The first principle Wilson identifies is that critical tasks guide bureaucracies. Like the profit motive that guides private companies, critical tasks define what the bureaucracy must accomplish to be successful in their mission. In the military, we’re familiar with critical tasks. Patrol leaders brief the commander’s intent, so when the patrol faces a new situation, they rely both on their personal expertise and the critical task to guide their decision making.

Second, successful bureaucracies inculcate a sense of mission. They do not rely on the whip, but instead cultivate agreement and widespread endorsement of the critical task. Gen. John Schofield knew this when he addressed the United States Military Academy’s class of 1879 and said: “It is possible to impart instruction and give commands in such a manner and such a tone of voice as to inspire in the soldier no feeling, but an intense desire to obey.” To accomplish their critical tasks, military leaders must inspire their soldiers to put aside other concerns and complete the mission.

Third, bureaucrats must exercise autonomy. In the military bureaucracy, this autonomy permits us to redefine key problems and then build a sense of mission around the tasks that are key to solving those new problems. The Army’s concept of mission command reflects this principle because it relies on subordinate autonomy. Mission command requires trust in subordinates who can plan, coordinate, and execute flexible yet disciplined decision making. These are hardly the DMV’s automatons.

Fourth, successful bureaucracies judge themselves by their results. For many bureaucracies, the temptation is to measure performance: the number of patrols conducted, enemy killed, or dollars spent. When we, as a military, understand this principle, we are better situated to instead define what success means, and then measure performance towards those goals. The number of rifleman qualified expert during a unit’s range training is a better metric for success than the number of rounds expended.

Fifth, bureaucracies must manage their standard operating procedures (SOPs). Big organizations establish SOPs to manage complex processes. While we like to hate on the DMV, they know how to process all sorts of forms and do it relatively quickly. The Army lists the benefits of SOPs in its manual dedicated to them: SOPs reduce “training time, the loss of unwritten information, the commission of errors, the omission of essential steps or processes, and the time required for completion of tasks.” Wilson also notes that SOPs are not static, and the Army also knows that they must change, sometimes rapidly, as environments or missions shift. Military professionals, with their expertise built on education and practical experience, recognize when our SOPs must change and work to shift them.

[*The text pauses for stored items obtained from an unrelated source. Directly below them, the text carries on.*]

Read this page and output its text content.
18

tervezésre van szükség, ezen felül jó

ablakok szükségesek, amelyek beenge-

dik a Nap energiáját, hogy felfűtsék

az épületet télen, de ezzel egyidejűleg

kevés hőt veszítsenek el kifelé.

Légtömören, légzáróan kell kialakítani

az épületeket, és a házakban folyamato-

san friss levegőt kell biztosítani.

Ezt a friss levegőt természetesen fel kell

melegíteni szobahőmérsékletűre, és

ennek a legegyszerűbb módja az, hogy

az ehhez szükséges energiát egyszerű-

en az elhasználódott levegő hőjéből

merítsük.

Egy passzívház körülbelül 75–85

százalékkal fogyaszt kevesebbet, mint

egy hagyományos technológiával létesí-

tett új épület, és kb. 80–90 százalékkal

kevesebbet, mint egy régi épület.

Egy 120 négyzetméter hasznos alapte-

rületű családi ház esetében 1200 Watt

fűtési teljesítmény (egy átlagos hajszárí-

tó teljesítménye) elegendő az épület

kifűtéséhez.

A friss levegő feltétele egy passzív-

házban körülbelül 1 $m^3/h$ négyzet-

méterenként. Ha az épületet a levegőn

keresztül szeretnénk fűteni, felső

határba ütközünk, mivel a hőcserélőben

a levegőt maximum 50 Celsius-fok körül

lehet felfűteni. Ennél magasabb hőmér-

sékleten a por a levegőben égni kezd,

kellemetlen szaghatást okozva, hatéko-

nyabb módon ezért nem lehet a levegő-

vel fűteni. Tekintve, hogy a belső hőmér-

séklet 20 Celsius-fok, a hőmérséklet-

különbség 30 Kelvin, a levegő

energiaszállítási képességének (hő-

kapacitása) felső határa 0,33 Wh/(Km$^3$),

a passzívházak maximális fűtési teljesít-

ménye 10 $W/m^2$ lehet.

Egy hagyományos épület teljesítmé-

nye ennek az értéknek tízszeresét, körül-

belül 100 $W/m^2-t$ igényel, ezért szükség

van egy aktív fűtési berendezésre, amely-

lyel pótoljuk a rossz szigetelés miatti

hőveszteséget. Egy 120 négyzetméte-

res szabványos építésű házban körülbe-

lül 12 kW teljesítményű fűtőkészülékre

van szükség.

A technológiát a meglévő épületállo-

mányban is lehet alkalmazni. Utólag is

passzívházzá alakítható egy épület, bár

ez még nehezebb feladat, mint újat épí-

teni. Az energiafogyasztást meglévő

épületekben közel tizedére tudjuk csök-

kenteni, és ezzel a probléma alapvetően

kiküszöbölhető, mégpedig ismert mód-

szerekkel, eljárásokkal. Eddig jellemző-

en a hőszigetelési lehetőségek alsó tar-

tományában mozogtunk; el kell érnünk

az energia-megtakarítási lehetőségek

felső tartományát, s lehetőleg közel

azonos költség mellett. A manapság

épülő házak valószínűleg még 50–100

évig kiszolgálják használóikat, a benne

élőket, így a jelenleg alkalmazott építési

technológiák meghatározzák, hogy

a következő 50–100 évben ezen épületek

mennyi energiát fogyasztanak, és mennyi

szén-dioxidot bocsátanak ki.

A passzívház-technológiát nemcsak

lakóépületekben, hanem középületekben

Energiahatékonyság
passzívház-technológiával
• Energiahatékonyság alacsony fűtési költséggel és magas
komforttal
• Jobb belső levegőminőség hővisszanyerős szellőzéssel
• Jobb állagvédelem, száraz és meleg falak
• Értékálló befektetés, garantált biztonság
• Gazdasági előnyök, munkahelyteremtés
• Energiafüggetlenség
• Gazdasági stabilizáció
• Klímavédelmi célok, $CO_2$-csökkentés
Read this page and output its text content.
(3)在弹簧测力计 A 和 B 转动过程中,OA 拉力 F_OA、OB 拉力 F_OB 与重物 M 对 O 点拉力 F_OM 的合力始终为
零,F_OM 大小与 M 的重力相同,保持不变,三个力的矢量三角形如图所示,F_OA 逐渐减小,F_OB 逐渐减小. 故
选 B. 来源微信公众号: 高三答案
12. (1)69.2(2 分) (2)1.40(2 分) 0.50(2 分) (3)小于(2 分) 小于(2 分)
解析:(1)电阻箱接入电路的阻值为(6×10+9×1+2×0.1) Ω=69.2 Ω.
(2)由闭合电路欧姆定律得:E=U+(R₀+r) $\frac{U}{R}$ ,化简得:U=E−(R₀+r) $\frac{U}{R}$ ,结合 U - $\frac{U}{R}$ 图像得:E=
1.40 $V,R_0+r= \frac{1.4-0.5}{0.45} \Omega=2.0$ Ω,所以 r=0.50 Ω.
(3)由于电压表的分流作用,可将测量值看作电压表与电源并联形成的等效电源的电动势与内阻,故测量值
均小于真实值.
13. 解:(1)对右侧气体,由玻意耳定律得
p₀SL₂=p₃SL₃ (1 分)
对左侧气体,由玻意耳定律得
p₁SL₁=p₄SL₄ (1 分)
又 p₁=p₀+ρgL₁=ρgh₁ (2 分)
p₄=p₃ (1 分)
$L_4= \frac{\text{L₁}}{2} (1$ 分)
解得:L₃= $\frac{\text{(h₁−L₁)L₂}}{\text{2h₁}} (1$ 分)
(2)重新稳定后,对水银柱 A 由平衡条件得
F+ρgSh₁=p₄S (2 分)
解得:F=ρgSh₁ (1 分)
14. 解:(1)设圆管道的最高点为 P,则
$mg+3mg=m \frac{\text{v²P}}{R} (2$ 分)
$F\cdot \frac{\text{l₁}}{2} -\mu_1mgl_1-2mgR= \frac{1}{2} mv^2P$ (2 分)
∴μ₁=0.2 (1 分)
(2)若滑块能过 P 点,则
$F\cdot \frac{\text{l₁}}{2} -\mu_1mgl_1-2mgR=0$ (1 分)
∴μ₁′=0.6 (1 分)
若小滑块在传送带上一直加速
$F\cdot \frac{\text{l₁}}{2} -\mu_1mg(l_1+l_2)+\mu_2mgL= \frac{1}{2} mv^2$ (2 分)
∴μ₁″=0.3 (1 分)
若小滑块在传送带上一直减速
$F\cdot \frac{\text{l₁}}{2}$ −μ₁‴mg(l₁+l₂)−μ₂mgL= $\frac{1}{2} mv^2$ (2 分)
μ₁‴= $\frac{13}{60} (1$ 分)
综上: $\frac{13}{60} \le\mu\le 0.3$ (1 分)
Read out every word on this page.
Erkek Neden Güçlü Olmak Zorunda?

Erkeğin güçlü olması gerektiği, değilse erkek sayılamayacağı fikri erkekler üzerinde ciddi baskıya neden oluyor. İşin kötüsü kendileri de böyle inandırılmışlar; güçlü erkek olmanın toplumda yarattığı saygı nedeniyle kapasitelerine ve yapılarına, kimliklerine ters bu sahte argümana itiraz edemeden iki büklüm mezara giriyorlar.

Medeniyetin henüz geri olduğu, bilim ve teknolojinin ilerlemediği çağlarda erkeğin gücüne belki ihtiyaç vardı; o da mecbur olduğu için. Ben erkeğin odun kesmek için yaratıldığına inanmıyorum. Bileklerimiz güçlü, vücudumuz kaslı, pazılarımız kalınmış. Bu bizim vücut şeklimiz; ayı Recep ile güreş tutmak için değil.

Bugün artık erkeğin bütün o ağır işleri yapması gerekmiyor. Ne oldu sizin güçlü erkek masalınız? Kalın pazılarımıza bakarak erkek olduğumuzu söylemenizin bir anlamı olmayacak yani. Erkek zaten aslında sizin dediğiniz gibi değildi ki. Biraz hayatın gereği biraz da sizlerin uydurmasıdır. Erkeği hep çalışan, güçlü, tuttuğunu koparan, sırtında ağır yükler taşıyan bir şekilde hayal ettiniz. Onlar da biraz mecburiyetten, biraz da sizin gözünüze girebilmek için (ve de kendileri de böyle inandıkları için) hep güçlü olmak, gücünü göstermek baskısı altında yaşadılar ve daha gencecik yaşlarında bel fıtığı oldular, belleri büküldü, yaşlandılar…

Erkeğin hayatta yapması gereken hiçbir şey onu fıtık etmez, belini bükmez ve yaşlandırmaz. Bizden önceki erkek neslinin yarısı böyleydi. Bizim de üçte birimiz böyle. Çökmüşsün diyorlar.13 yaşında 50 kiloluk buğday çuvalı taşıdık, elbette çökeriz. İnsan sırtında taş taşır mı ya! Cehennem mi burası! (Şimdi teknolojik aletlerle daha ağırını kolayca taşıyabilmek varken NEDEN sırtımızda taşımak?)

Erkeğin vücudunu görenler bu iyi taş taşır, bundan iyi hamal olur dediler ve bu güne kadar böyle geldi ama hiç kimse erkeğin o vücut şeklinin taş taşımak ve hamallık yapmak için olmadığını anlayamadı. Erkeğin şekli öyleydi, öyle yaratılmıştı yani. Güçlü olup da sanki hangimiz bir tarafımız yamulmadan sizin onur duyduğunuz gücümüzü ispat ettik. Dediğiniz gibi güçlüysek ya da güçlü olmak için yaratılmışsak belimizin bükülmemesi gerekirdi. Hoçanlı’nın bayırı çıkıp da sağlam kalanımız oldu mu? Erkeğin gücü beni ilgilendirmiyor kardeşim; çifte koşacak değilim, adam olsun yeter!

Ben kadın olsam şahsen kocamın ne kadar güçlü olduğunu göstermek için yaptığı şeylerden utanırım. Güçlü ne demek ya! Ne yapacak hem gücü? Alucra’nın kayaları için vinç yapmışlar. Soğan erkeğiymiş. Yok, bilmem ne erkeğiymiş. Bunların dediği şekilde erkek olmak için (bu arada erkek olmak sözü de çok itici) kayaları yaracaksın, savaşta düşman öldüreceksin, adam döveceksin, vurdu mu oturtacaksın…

When called upon, military bureaucrats exercise our expertise and professional autonomy to shift tasks, inspire our subordinates, and determine whether we’ve succeeded. It is critical that we avoid leveraging characteristics of successful bureaucracies counterproductively, of course. Too often, for example, we change successful, highly efficient SOP when the hyperactive fairy strikes. But this is why, instead of rejecting bureaucratic principles from the profession of arms, we should seek always to better understand and makes use of them. Officers should take pride in managing repetitive tasks at high levels of efficiency. Sometimes, “row hard and live” is the right choice.


Maj. Zachary Griffiths is a Special Forces officer and American Politics Instructor in the Department of Social Sciences at West Point. He studies how insurgent groups relate to the water. He holds a master’s of public policy degree from the Harvard Kennedy School and a bachelor’s degree from the United States Military Academy.

The views expressed in this article are those of the author and do not reflect the official policy or position of the Department of the Army, DOD, or the US Government.